Review: Potion Permit
Developer: MassHive Media
Available on: Nintendo Switch, PlayStation 4|5, Xbox One, Xbox Series X|S, PC (Steam)
I checked out Potion Permit during a press preview at PAX East earlier this year, and my interest was already piqued by what I saw in the preview, but I was curious to know how the rest of the game holds up. Potion Permit has players take on the role of a chemist from what is simply referred to as 'the capital' to treat the citizens of Moonbury. The citizens of Moonbury distrust anyone from the capital due to an accident caused by the last chemist, and it's your job to convince them to trust you.
The wariness of the villagers when first entering the town is quite palpable in how they practically shun your chemist. A local witch doctor downright hates your presence in the town, so don't expect him to come around anytime soon. Once you gain the approval of the Mayor, though, they warm up quickly. There is a slew of townspeople to interact with, and in that aspect, Potion Permit shines. The characters are each unique with their own relationships with other characters, and they all have their concerns and plotlines that can be unlocked by gaining their friendship through talk and gift-giving interactions. The latter is given as Moon Cloves, which can be earned through events in the game, such as treating patients correctly.
As a chemist in Potion Permit, treating patients is fairly simple if you manage your resources well and can pass the mini-games that are often part of diagnosis. Potion Permit is chock full of mini-games. Mixing potions in your cauldron requires you to fit blocks representing your ingredients into a larger shape made of squares. Diagnosis of a patient has variations on mini-games that require you to make the correct input as they show up on screen. Part-time jobs include sorting and making more correct inputs as you race against a timer. There's even a Whack-a-Nut-Mole game in the arcade.
As mentioned before, diagnosing and treating patients correctly easily earns you Moon Cloves to be given to villagers, which significantly boosts your relationship with them. Potion Permit does offer the ability to romance three bachelors and three bachelorettes, but frankly, I found this aspect of the game lacking, and if anything, unnecessary, as building friendships with the vast majority of Moonbury residents was more interesting.
While Potion Permit shines with its NPCs, some other enjoyable aspects of it include the overall aesthetic of the game. The pixelated art is well-detailed and quite nice to look at. The sounds of Potion Permit aren't much to give a nod to, however. The character art is detailed enough to provide each NPC with a unique and recognizable look, and your player character has some options in hair, clothing, and colors that allow for various simplified looks.
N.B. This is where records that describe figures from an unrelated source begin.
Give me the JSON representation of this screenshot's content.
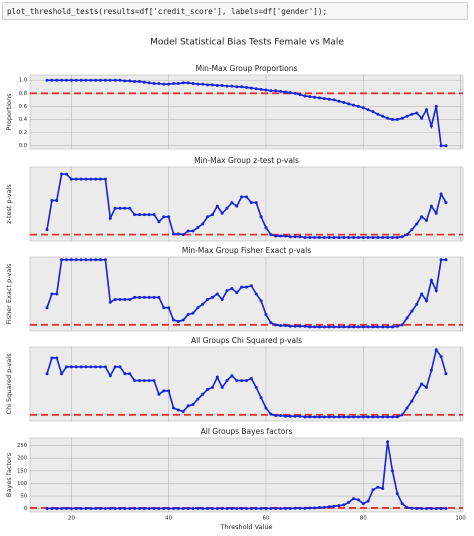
{
  "code": "plot_threshold_tests(results=df['credit_score'], labels=df['gender']);",
  "title": "Model Statistical Bias Tests Female vs Male",
  "chart_data": [
    {
      "type": "line",
      "title": "Min-Max Group Proportions",
      "ylabel": "Proportions",
      "x": [
        15,
        16,
        17,
        18,
        19,
        20,
        21,
        22,
        23,
        24,
        25,
        26,
        27,
        28,
        29,
        30,
        31,
        32,
        33,
        34,
        35,
        36,
        37,
        38,
        39,
        40,
        41,
        42,
        43,
        44,
        45,
        46,
        47,
        48,
        49,
        50,
        51,
        52,
        53,
        54,
        55,
        56,
        57,
        58,
        59,
        60,
        61,
        62,
        63,
        64,
        65,
        66,
        67,
        68,
        69,
        70,
        71,
        72,
        73,
        74,
        75,
        76,
        77,
        78,
        79,
        80,
        81,
        82,
        83,
        84,
        85,
        86,
        87,
        88,
        89,
        90,
        91,
        92,
        93,
        94,
        95,
        96,
        97
      ],
      "series": [
        {
          "color": "#1524d8",
          "values": [
            1,
            1,
            1,
            1,
            1,
            1,
            1,
            1,
            1,
            1,
            1,
            1,
            1,
            1,
            1,
            1,
            0.99,
            0.99,
            0.98,
            0.98,
            0.97,
            0.96,
            0.95,
            0.95,
            0.94,
            0.94,
            0.95,
            0.95,
            0.96,
            0.96,
            0.95,
            0.94,
            0.94,
            0.93,
            0.93,
            0.92,
            0.92,
            0.91,
            0.91,
            0.9,
            0.9,
            0.89,
            0.88,
            0.87,
            0.86,
            0.85,
            0.84,
            0.84,
            0.83,
            0.82,
            0.81,
            0.8,
            0.78,
            0.76,
            0.75,
            0.74,
            0.73,
            0.72,
            0.71,
            0.7,
            0.68,
            0.66,
            0.64,
            0.62,
            0.6,
            0.58,
            0.55,
            0.52,
            0.48,
            0.45,
            0.42,
            0.4,
            0.4,
            0.42,
            0.45,
            0.48,
            0.5,
            0.42,
            0.55,
            0.3,
            0.6,
            0,
            0
          ]
        }
      ],
      "reference_line": {
        "value": 0.8,
        "color": "#e8302b"
      },
      "xlim": [
        11.5,
        100.5
      ],
      "xticks": [
        20,
        40,
        60,
        80,
        100
      ],
      "ylim": [
        -0.05,
        1.08
      ],
      "yticks": [
        {
          "value": 0,
          "label": "0.0"
        },
        0.2,
        0.4,
        0.6,
        0.8,
        {
          "value": 1,
          "label": "1.0"
        }
      ],
      "grid": true
    },
    {
      "type": "line",
      "title": "Min-Max Group z-test p-vals",
      "ylabel": "z-test p-vals",
      "x": [
        15,
        16,
        17,
        18,
        19,
        20,
        21,
        22,
        23,
        24,
        25,
        26,
        27,
        28,
        29,
        30,
        31,
        32,
        33,
        34,
        35,
        36,
        37,
        38,
        39,
        40,
        41,
        42,
        43,
        44,
        45,
        46,
        47,
        48,
        49,
        50,
        51,
        52,
        53,
        54,
        55,
        56,
        57,
        58,
        59,
        60,
        61,
        62,
        63,
        64,
        65,
        66,
        67,
        68,
        69,
        70,
        71,
        72,
        73,
        74,
        75,
        76,
        77,
        78,
        79,
        80,
        81,
        82,
        83,
        84,
        85,
        86,
        87,
        88,
        89,
        90,
        91,
        92,
        93,
        94,
        95,
        96,
        97
      ],
      "series": [
        {
          "color": "#1524d8",
          "values": [
            0.12,
            0.53,
            0.53,
            0.9,
            0.9,
            0.83,
            0.83,
            0.83,
            0.83,
            0.83,
            0.83,
            0.83,
            0.83,
            0.28,
            0.42,
            0.42,
            0.42,
            0.42,
            0.33,
            0.33,
            0.33,
            0.33,
            0.33,
            0.23,
            0.3,
            0.3,
            0.06,
            0.06,
            0.05,
            0.1,
            0.1,
            0.15,
            0.2,
            0.3,
            0.33,
            0.45,
            0.35,
            0.42,
            0.5,
            0.45,
            0.58,
            0.58,
            0.5,
            0.5,
            0.3,
            0.15,
            0.05,
            0.03,
            0.03,
            0.03,
            0.02,
            0.02,
            0.02,
            0.01,
            0.01,
            0.01,
            0.01,
            0.01,
            0.01,
            0.01,
            0.01,
            0.01,
            0.01,
            0.01,
            0.01,
            0.01,
            0.01,
            0.01,
            0.01,
            0.01,
            0.01,
            0.01,
            0.01,
            0.02,
            0.05,
            0.12,
            0.2,
            0.3,
            0.25,
            0.45,
            0.35,
            0.62,
            0.5
          ]
        }
      ],
      "reference_line": {
        "value": 0.05,
        "color": "#e8302b"
      },
      "xlim": [
        11.5,
        100.5
      ],
      "xticks": [
        20,
        40,
        60,
        80,
        100
      ],
      "ylim": [
        -0.04,
        1.0
      ],
      "yticks": [],
      "grid": true
    },
    {
      "type": "line",
      "title": "Min-Max Group Fisher Exact p-vals",
      "ylabel": "Fisher Exact p-vals",
      "x": [
        15,
        16,
        17,
        18,
        19,
        20,
        21,
        22,
        23,
        24,
        25,
        26,
        27,
        28,
        29,
        30,
        31,
        32,
        33,
        34,
        35,
        36,
        37,
        38,
        39,
        40,
        41,
        42,
        43,
        44,
        45,
        46,
        47,
        48,
        49,
        50,
        51,
        52,
        53,
        54,
        55,
        56,
        57,
        58,
        59,
        60,
        61,
        62,
        63,
        64,
        65,
        66,
        67,
        68,
        69,
        70,
        71,
        72,
        73,
        74,
        75,
        76,
        77,
        78,
        79,
        80,
        81,
        82,
        83,
        84,
        85,
        86,
        87,
        88,
        89,
        90,
        91,
        92,
        93,
        94,
        95,
        96,
        97
      ],
      "series": [
        {
          "color": "#1524d8",
          "values": [
            0.3,
            0.5,
            0.5,
            1,
            1,
            1,
            1,
            1,
            1,
            1,
            1,
            1,
            1,
            0.38,
            0.42,
            0.42,
            0.42,
            0.42,
            0.45,
            0.45,
            0.45,
            0.45,
            0.45,
            0.45,
            0.3,
            0.3,
            0.12,
            0.1,
            0.12,
            0.2,
            0.22,
            0.3,
            0.35,
            0.42,
            0.45,
            0.5,
            0.42,
            0.55,
            0.58,
            0.52,
            0.6,
            0.6,
            0.62,
            0.5,
            0.4,
            0.2,
            0.08,
            0.05,
            0.04,
            0.04,
            0.03,
            0.03,
            0.03,
            0.03,
            0.02,
            0.02,
            0.02,
            0.02,
            0.02,
            0.02,
            0.02,
            0.02,
            0.02,
            0.02,
            0.02,
            0.02,
            0.02,
            0.02,
            0.02,
            0.02,
            0.02,
            0.02,
            0.03,
            0.05,
            0.15,
            0.25,
            0.35,
            0.5,
            0.4,
            0.7,
            0.55,
            1,
            1
          ]
        }
      ],
      "reference_line": {
        "value": 0.05,
        "color": "#e8302b"
      },
      "xlim": [
        11.5,
        100.5
      ],
      "xticks": [
        20,
        40,
        60,
        80,
        100
      ],
      "ylim": [
        -0.04,
        1.04
      ],
      "yticks": [],
      "grid": true
    },
    {
      "type": "line",
      "title": "All Groups Chi Squared p-vals",
      "ylabel": "Chi Squared p-vals",
      "x": [
        15,
        16,
        17,
        18,
        19,
        20,
        21,
        22,
        23,
        24,
        25,
        26,
        27,
        28,
        29,
        30,
        31,
        32,
        33,
        34,
        35,
        36,
        37,
        38,
        39,
        40,
        41,
        42,
        43,
        44,
        45,
        46,
        47,
        48,
        49,
        50,
        51,
        52,
        53,
        54,
        55,
        56,
        57,
        58,
        59,
        60,
        61,
        62,
        63,
        64,
        65,
        66,
        67,
        68,
        69,
        70,
        71,
        72,
        73,
        74,
        75,
        76,
        77,
        78,
        79,
        80,
        81,
        82,
        83,
        84,
        85,
        86,
        87,
        88,
        89,
        90,
        91,
        92,
        93,
        94,
        95,
        96,
        97
      ],
      "series": [
        {
          "color": "#1524d8",
          "values": [
            0.65,
            0.88,
            0.88,
            0.65,
            0.75,
            0.75,
            0.75,
            0.75,
            0.75,
            0.75,
            0.75,
            0.75,
            0.75,
            0.62,
            0.75,
            0.75,
            0.65,
            0.65,
            0.55,
            0.55,
            0.55,
            0.55,
            0.55,
            0.35,
            0.4,
            0.4,
            0.15,
            0.12,
            0.1,
            0.18,
            0.2,
            0.28,
            0.35,
            0.42,
            0.45,
            0.6,
            0.45,
            0.55,
            0.62,
            0.55,
            0.55,
            0.55,
            0.58,
            0.45,
            0.3,
            0.15,
            0.06,
            0.04,
            0.04,
            0.03,
            0.03,
            0.03,
            0.03,
            0.02,
            0.02,
            0.02,
            0.02,
            0.02,
            0.02,
            0.02,
            0.02,
            0.02,
            0.02,
            0.02,
            0.02,
            0.02,
            0.02,
            0.02,
            0.02,
            0.02,
            0.02,
            0.02,
            0.02,
            0.05,
            0.15,
            0.25,
            0.38,
            0.5,
            0.45,
            0.7,
            1,
            0.9,
            0.65
          ]
        }
      ],
      "reference_line": {
        "value": 0.05,
        "color": "#e8302b"
      },
      "xlim": [
        11.5,
        100.5
      ],
      "xticks": [
        20,
        40,
        60,
        80,
        100
      ],
      "ylim": [
        -0.04,
        1.04
      ],
      "yticks": [],
      "grid": true
    },
    {
      "type": "line",
      "title": "All Groups Bayes factors",
      "ylabel": "Bayes factors",
      "xlabel": "Threshold Value",
      "x": [
        15,
        16,
        17,
        18,
        19,
        20,
        21,
        22,
        23,
        24,
        25,
        26,
        27,
        28,
        29,
        30,
        31,
        32,
        33,
        34,
        35,
        36,
        37,
        38,
        39,
        40,
        41,
        42,
        43,
        44,
        45,
        46,
        47,
        48,
        49,
        50,
        51,
        52,
        53,
        54,
        55,
        56,
        57,
        58,
        59,
        60,
        61,
        62,
        63,
        64,
        65,
        66,
        67,
        68,
        69,
        70,
        71,
        72,
        73,
        74,
        75,
        76,
        77,
        78,
        79,
        80,
        81,
        82,
        83,
        84,
        85,
        86,
        87,
        88,
        89,
        90,
        91,
        92,
        93,
        94,
        95,
        96,
        97
      ],
      "series": [
        {
          "color": "#1524d8",
          "values": [
            1,
            1,
            1,
            1,
            1,
            1,
            1,
            1,
            1,
            1,
            1,
            1,
            1,
            1,
            1,
            1,
            1,
            1,
            1,
            1,
            1,
            1,
            1,
            1,
            1,
            1,
            1,
            1,
            1,
            1,
            1,
            1,
            1,
            1,
            1,
            1,
            1,
            1,
            1,
            1,
            1,
            1,
            1,
            1,
            1,
            1,
            1,
            1,
            1,
            1,
            1,
            2,
            2,
            2,
            3,
            3,
            5,
            5,
            8,
            10,
            12,
            15,
            25,
            40,
            35,
            20,
            30,
            75,
            85,
            80,
            265,
            150,
            60,
            20,
            5,
            2,
            1,
            1,
            1,
            1,
            1,
            1,
            1
          ]
        }
      ],
      "reference_line": {
        "value": 3,
        "color": "#e8302b"
      },
      "xlim": [
        11.5,
        100.5
      ],
      "xticks": [
        20,
        40,
        60,
        80,
        100
      ],
      "ylim": [
        -13,
        280
      ],
      "yticks": [
        0,
        50,
        100,
        150,
        200,
        250
      ],
      "grid": true
    }
  ]
}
Part of me wished there were a few more hair options, but I was also good with what options already exist.
Another positive for Potion Permit is that there was no shortage of quests and things to do around Moonbury. Whether helping the residents, gathering potion materials, fishing, cooking, or taking on part-time jobs, Moonbury offers plenty to do around town to keep your day busy. You can even pet the dog and talk to and befriend the local cat.
Now, let's get down to some of the less fine points of Potion Permit: The game is buggy. Frankly, I'm rarely bothered by the occasional glitch or bug. Creating a game is difficult; it takes time to work out the kinks. In Potion Permit's case, some bugs make it impossible to continue the game, and as a result, you have to reset it. This would also be less of a problem if you could save anytime, but you can't. Potion Permit only has an autosave feature, which only occurs when sleeping at night. That's right; if your game glitches or a bug hits you that doesn't allow you to progress, you have to start the whole day over.
There do seem to be some differences in playability. It seems on consoles like the Switch and lower-end PCs; there is a chance of stuttering. Higher-end consoles and PCs, however, appear to experience that less, but the problems with bugs persist.
One more gripe I have is that the text is kinda small on smaller screens and monitors.
Overall, Potion Permit is a great fit for you if you're a gamer who enjoys interacting with NPCs and mini-games. However, if you're the type who cannot deal with bugs whatsoever, perhaps give Potion Permit's developers some time to work things out before playing. All-in-all, Potion Permit is a charming casual adventure RPG that exceeded my initial impression of it at PAX East. It just has a few bumps in playability here and there.